Istio and its closest rival, Linkerd, still claim the most awareness and adoption among enterprises, but open source Kuma has also begun to accrue a following over the last year, Palladino said. Kuma now has about 1,000 user organizations, including American Airlines, which presented at this week's virtual Kong Summit conference.

Most other service mesh providers needed to add additional components for all the functionality that Kuma offered.
Karl HaworthPrincipal engineer, American Airlines

"Most other service mesh providers needed to add additional components for all the functionality that Kuma offered," said Karl Haworth, developer experience product technical lead and principal engineer at American Airlines, in a Kong Summit presentation. "Kuma automatically syncs our certificates daily with mTLS [mutual TLS so] we don't have to worry about that. Tracing is automatically included along with ... traffic policies, [as well as] being able to span multiple regions and multiple cloud providers."

Kong Inc. has 400 paying enterprise customers, but the vast majority of those are still using Kong Gateway; Palladino estimated Kong Mesh has between 50 to 60 enterprise customers. Kong Mesh requires a Kong Enterprise license, the price tag for which Kong does not publicly disclose, but it was enough to send Checkr's Rylach toward using Istio instead.

"We wanted to use [HashiCorp's] Vault as a root [certificate authority] and to have mTLS between control plane nodes, which are supported only with Kong Mesh," he said. "We worked with the Kong account management and sales team to understand the cost of Kong Enterprise, and the price tag was too high for us."
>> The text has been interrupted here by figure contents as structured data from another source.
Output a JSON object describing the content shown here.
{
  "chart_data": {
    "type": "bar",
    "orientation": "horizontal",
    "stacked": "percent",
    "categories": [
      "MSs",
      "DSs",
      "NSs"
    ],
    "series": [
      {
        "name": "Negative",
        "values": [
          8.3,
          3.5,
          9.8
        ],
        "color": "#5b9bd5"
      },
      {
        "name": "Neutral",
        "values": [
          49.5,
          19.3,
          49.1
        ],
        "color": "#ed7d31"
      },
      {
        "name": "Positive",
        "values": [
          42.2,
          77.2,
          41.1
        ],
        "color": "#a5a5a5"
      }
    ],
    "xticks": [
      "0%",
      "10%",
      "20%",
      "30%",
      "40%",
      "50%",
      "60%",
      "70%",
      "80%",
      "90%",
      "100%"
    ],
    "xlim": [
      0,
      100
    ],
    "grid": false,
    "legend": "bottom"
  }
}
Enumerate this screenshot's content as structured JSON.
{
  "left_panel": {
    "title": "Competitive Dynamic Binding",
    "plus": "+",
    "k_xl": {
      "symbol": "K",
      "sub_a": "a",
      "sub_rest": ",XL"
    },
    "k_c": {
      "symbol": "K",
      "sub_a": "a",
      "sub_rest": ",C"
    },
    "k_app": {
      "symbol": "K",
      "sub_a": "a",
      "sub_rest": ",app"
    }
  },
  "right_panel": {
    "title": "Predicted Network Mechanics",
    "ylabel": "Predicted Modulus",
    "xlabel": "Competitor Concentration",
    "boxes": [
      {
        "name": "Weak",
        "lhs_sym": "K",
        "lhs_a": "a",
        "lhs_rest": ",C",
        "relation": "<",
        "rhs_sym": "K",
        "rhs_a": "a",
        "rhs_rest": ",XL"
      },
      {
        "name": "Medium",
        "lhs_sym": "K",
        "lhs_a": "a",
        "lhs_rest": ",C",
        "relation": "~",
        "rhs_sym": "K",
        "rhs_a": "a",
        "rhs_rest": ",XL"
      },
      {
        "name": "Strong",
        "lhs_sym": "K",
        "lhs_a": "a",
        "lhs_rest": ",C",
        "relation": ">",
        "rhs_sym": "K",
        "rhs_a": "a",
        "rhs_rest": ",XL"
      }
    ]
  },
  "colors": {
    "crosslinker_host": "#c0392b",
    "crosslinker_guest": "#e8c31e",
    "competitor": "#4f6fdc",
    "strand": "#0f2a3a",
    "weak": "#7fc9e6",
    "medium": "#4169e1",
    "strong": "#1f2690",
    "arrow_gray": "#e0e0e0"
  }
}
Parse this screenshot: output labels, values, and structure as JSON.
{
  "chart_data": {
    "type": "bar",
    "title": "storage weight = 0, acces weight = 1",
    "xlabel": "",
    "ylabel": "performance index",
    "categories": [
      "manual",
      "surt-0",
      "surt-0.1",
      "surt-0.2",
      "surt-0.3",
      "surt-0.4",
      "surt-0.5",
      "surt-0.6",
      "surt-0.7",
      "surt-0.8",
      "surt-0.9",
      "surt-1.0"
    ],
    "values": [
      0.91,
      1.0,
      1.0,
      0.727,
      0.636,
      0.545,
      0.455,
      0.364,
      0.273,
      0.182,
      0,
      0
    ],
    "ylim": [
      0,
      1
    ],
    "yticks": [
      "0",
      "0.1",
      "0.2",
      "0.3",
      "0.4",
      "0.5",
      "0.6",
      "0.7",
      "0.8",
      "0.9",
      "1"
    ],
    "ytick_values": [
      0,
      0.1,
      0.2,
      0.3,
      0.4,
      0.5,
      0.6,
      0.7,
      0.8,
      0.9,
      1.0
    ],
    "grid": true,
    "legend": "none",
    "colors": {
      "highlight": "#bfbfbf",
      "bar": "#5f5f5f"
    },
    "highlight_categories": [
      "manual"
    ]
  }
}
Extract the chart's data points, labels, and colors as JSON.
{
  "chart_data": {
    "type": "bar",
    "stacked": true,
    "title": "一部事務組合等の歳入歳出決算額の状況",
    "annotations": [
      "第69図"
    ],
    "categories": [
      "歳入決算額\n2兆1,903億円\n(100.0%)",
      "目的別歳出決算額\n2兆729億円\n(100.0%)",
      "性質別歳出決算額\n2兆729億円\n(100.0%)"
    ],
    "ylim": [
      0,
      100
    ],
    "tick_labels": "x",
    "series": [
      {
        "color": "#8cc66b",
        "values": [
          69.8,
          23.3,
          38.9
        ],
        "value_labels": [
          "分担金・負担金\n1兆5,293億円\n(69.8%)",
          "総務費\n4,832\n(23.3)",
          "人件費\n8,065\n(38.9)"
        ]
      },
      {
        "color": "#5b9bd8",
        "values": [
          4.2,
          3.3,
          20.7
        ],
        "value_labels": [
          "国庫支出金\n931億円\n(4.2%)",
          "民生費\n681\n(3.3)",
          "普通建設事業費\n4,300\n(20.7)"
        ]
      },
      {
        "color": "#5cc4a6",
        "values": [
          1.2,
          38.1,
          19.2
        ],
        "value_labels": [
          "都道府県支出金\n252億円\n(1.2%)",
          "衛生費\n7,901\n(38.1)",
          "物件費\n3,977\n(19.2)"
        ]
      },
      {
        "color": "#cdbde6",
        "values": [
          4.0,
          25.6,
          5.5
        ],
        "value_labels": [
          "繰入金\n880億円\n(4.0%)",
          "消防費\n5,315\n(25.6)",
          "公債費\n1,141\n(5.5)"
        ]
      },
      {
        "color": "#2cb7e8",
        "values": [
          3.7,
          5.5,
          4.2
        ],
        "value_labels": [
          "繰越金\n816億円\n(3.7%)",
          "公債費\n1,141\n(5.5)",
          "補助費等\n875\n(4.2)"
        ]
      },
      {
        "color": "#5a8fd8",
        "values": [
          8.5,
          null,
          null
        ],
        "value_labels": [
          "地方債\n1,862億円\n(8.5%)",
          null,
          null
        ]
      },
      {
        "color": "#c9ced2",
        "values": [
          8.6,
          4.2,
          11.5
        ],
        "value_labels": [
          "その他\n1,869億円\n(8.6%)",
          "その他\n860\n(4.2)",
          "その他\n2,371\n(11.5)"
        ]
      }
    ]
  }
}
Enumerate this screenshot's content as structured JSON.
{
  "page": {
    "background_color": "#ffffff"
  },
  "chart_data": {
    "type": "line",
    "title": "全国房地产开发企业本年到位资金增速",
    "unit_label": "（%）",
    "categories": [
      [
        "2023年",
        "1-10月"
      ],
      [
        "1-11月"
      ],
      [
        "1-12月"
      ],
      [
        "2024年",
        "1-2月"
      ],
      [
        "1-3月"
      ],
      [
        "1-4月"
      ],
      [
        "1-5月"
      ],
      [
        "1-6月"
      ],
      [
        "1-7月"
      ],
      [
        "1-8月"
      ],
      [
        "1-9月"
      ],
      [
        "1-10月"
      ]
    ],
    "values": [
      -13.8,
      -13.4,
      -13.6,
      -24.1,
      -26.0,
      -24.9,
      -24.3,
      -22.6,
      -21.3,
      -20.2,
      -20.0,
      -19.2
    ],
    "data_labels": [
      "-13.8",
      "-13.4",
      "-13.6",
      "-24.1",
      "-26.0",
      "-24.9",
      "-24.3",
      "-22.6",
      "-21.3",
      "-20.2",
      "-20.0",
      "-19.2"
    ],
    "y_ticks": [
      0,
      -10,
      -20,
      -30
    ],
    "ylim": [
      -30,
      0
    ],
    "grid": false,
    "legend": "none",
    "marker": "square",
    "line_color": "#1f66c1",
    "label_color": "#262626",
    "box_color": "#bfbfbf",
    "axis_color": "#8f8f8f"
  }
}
Other API gateway users at Summit said they'd consider Kong Mesh, however, in part because of the appeal of its integration with Kong Gateway.

"We are evaluating [Kong Mesh and App Mesh] at the moment and plan to adopt one in the next few months," said Patrick Farry, senior director of systems design and architecture at San Diego-based video telematics company Lytx, during an online Q&A session at Kong Summit. "[Kuma] is a second-generation product and may not have the baggage that Istio has in terms of complex configuration and management."